在华盛顿乡村遗产组织保存的一张1897年照片中,一名男子站在华盛顿州安吉利斯港附近的麦克唐纳邮局旁,粗糙的劈开木板靠在一个膨胀的雪松树基上,背景中森林依然茂密。印刷的说明文字起到了通常笑话的作用:主屋是一个空心雪松树桩,该树桩靠近地面处的周长达143英尺。[1]

这张照片需要站立的人作为参照,因为单独的尺寸数据令人感到荒谬。有人需要邮件,而另一些人则需要一个分类邮件的地方。在埃尔瓦河东侧,道路稀少,定居点仍在即兴建造,一棵树的残留树基就足以成为承载联邦日常事务的建筑。

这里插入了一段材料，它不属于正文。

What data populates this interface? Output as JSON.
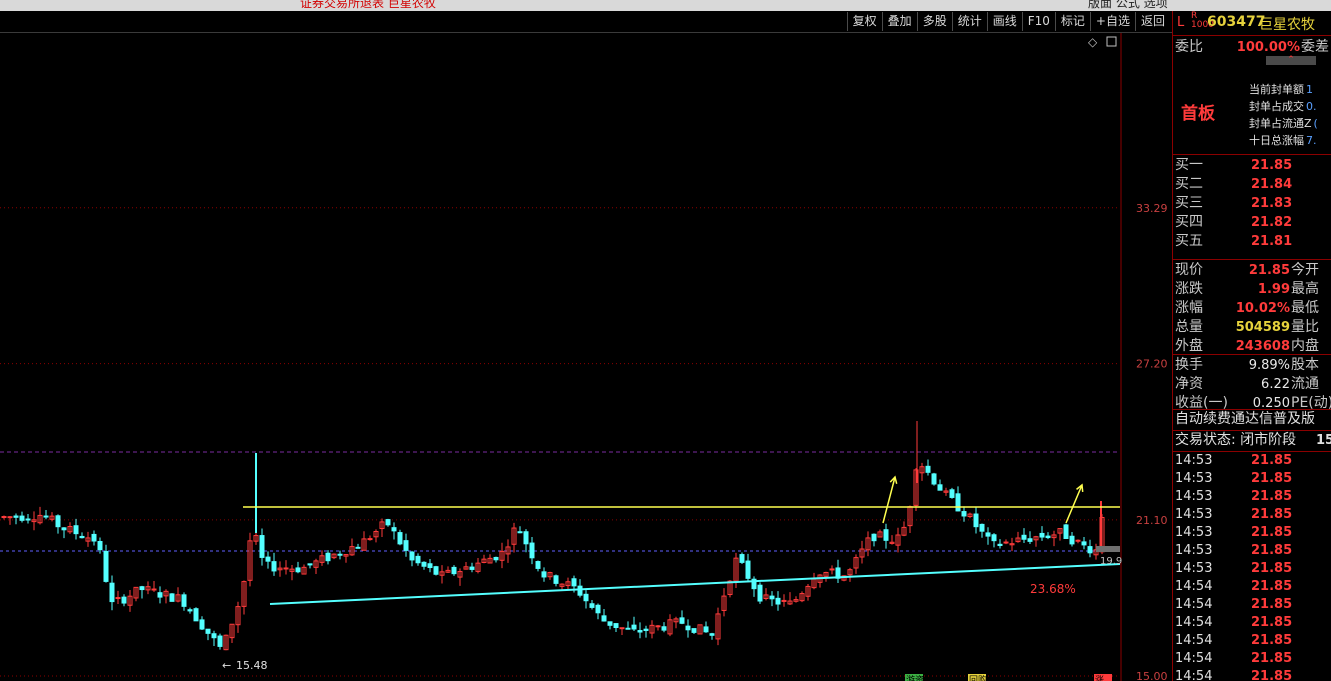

树桩房间属于被砍伐的西部地区一种更广泛、更奇特的习惯。一棵树可能太大而无法整齐地消失。一旦可出售的树干被移走,树基就留下来,成为一堵墙、一个棚子、一个奇观或一个庇护所。Messy Nessy's Cabinet收集的照片和当地记载描述了华盛顿州、俄勒冈州和加利福尼亚州各地被改造成小屋、动物庇护所、酒店景点、舞池和住宅的树桩。[4]

1866年,在卡拉维拉斯县,一位摄影师发现三个人坐在建在原始大树桩上的房子里。[2] 这个房间看起来与其说是荒野浪漫,不如说是居家适应:椅子、墙壁、人们在最近还是一棵活树的地方摆姿势。到1920年,美国国会图书馆的另一张照片显示太平洋高速公路穿过一个直径20英尺的华盛顿红雪松树桩,隧道内放置了一名男子和一辆汽车以作比例参照。[3]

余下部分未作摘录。